Le gouvernement québécois doit interdire la soupe aux ailerons de requin, dont plusieurs espèces sont en danger. C'est Veronica Kwan, des restaurants Maison Kam Fung, qui le dit... alors qu'elle sert toujours ce mets prisé pas les Asiatiques.

«Nous offrons de la soupe aux ailerons de requin parce que c'est encore légal au Québec, a dit Mme Kwan à La Presse. Nous n'en vendrions pas si c'était interdit, comme dans certaines villes ontariennes. Mais puisque nos concurrents en servent, nous n'avons pas le choix de faire la même chose.»

Une douzaine de villes canadiennes, dont Toronto, ont banni la vente de nageoires de requin sur leur territoire. Vancouver et Calgary ont annoncé leur intention d'emboîter le pas bientôt.

Montréal doit faire de même, selon la section canadienne de la Humane Society International (HSI). «Cette pêche est très cruelle, a fait valoir Sayara Thurston, de HSI. Les ailerons sont enlevés sur les bateaux, puis les requins sont rejetés à la mer, vivants. Leur mort est horrible.»
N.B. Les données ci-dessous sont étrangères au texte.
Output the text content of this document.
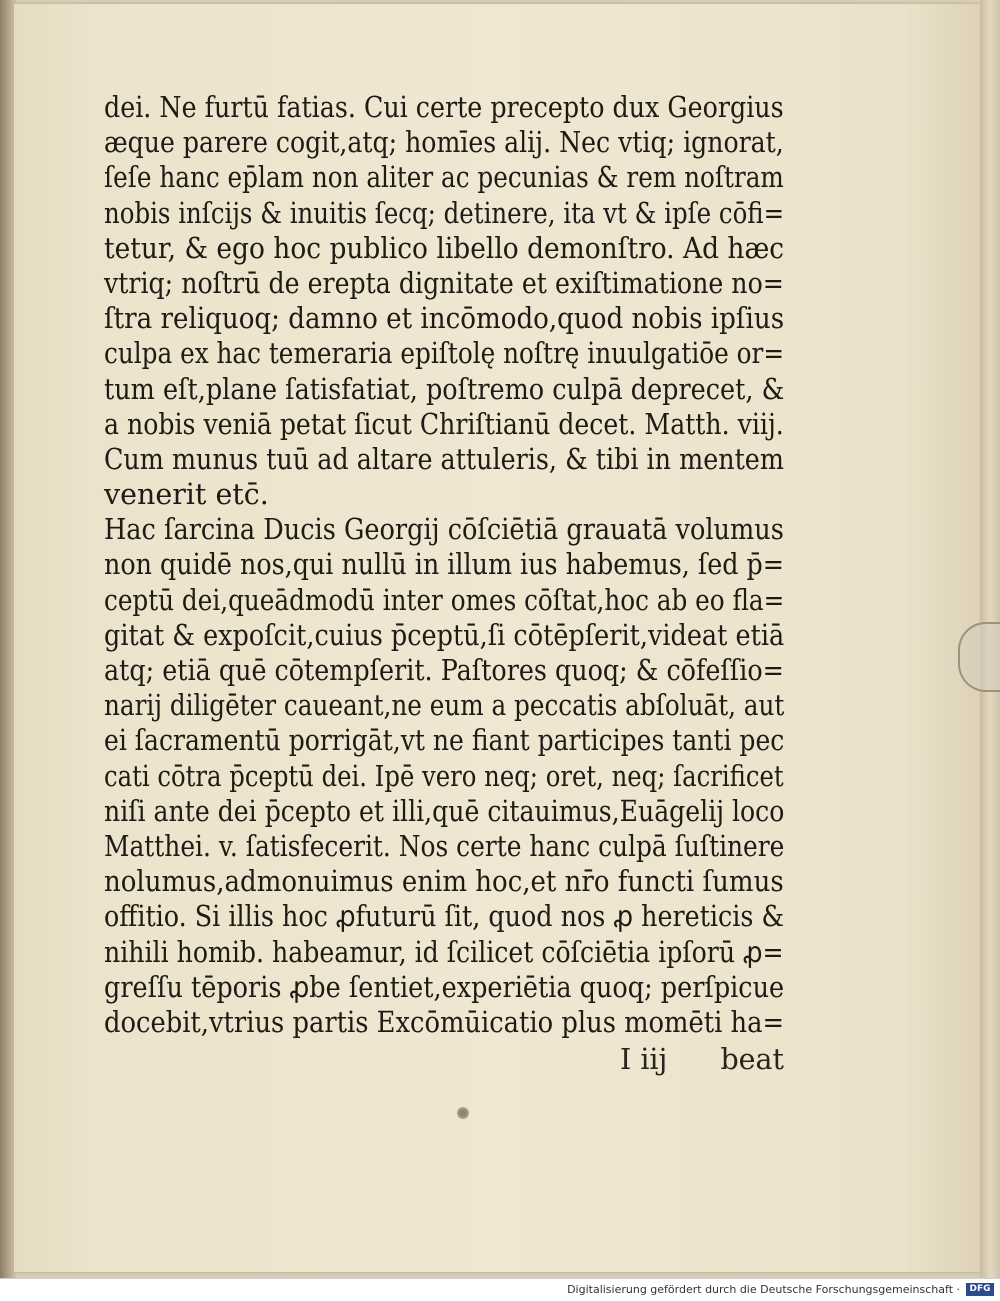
dei. Ne furtū fatias. Cui certe precepto dux Georgius
æque parere cogit,atq; homīes alij. Nec vtiq; ignorat,
ſeſe hanc ep̄lam non aliter ac pecunias & rem noſtram
nobis inſcijs & inuitis ſecq; detinere, ita vt & ipſe cōfi=
tetur, & ego hoc publico libello demonſtro. Ad hæc
vtriq; noſtrū de erepta dignitate et exiſtimatione no=
ſtra reliquoq; damno et incōmodo,quod nobis ipſius
culpa ex hac temeraria epiſtolę noſtrę inuulgatiōe or=
tum eſt,plane ſatisfatiat, poſtremo culpā deprecet, &
a nobis veniā petat ſicut Chriſtianū decet. Matth. viij.
Cum munus tuū ad altare attuleris, & tibi in mentem
venerit etc̄.
Hac ſarcina Ducis Georgij cōſciētiā grauatā volumus
non quidē nos,qui nullū in illum ius habemus, ſed p̄=
ceptū dei,queādmodū inter omes cōſtat,hoc ab eo fla=
gitat & expoſcit,cuius p̄ceptū,ſi cōtēpſerit,videat etiā
atq; etiā quē cōtempſerit. Paſtores quoq; & cōfeſſio=
narij diligēter caueant,ne eum a peccatis abſoluāt, aut
ei ſacramentū porrigāt,vt ne fiant participes tanti pec
cati cōtra p̄ceptū dei. Ipē vero neq; oret, neq; ſacrificet
niſi ante dei p̄cepto et illi,quē citauimus,Euāgelij loco
Matthei. v. ſatisfecerit. Nos certe hanc culpā ſuſtinere
nolumus,admonuimus enim hoc,et nr̄o functi ſumus
offitio. Si illis hoc ꝓfuturū ſit, quod nos ꝓ hereticis &
nihili homib. habeamur, id ſcilicet cōſciētia ipſorū ꝓ=
greſſu tēporis ꝓbe ſentiet,experiētia quoq; perſpicue
docebit,vtrius partis Excōmūicatio plus momēti ha=
I iij beat
Digitalisierung gefördert durch die Deutsche Forschungsgemeinschaft ·	DFG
Mme Kwan sait que des groupes écologistes militent contre la consommation des nageoires de requin. «J'en suis consciente et je suis d'accord avec eux, a indiqué la porte-parole des restaurants Maison Kam Fung de Brossard, Dollard-des-Ormeaux et Montréal. Mais je respecte le choix de mes clients. On ne peut pas changer les croyances et les idées des gens du jour au lendemain. Pour régler cette question, l'implication du gouvernement essentielle.»
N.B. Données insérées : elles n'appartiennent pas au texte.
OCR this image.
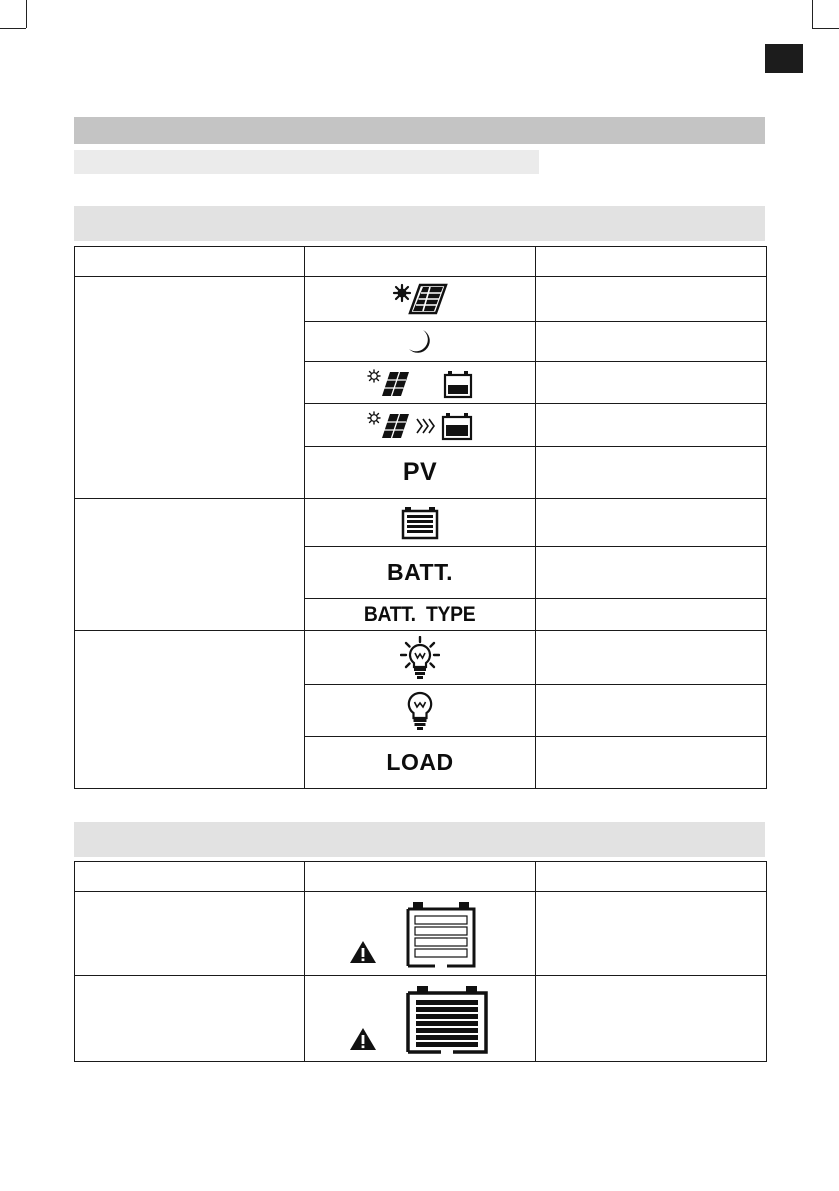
	PV	

	BATT.	
	BATT.  TYPE	

	LOAD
La Ville de Montréal peut-elle agir?

Montréal estime que réglementer le commerce des ailerons de requin ne fait pas partie de ses compétences. Un avis juridique commandé par HSI, que La Presse a obtenu, conclut au contraire que «les municipalités du Québec disposent manifestement des pouvoirs nécessaires» pour interdire ce commerce en vertu de leurs pouvoirs liés à l'environnement, à la sécurité et au bien-être public ainsi qu'au développement économique local.
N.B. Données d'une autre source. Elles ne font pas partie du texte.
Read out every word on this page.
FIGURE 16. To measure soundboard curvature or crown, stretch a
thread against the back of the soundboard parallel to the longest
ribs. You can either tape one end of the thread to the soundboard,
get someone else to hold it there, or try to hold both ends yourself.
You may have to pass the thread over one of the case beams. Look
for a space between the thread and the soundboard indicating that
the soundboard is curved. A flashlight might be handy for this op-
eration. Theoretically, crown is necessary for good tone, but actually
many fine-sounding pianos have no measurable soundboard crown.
Cet avis «ne remet pas en question notre conclusion sur ce dossier», a dit hier Gonzalo Nunez, porte-parole de la Ville de Montréal.

Le ministère de l'Agriculture, des Pêcheries et de l'Alimentation (MAPAQ) n'a pas pu dire, hier, s'il compte interdire la consommation d'ailerons de requin au Québec.

Projet de loi privé à Ottawa

Au fédéral, le député néo-démocrate Fin Donnelly a déposé un projet de loi privé demandant que cesse l'importation de nageoires de requin au Canada. Le vote à ce sujet doit avoir lieu à la fin de 2012 ou au début de 2013. Plus de 75 000 kg d'ailerons de requin ont été importés au Canada en 2009, selon HSI.

Hoang Mai, député néo-démocrate de Brossard-La Prairie, appuie ce projet de loi. «Les populations de requins ont été décimées, c'est très alarmant», a-t-il indiqué.

D'origine vietnamienne, M. Mai a mangé de la soupe aux ailerons dans sa jeunesse. «Ça fait partie de la tradition, a-t-il expliqué. C'est populaire dans les grandes occasions, parce que c'est un mets coûteux, donc prestigieux. Mais les jeunes plus conscientisés ne croient plus que ce soit nécessaire.»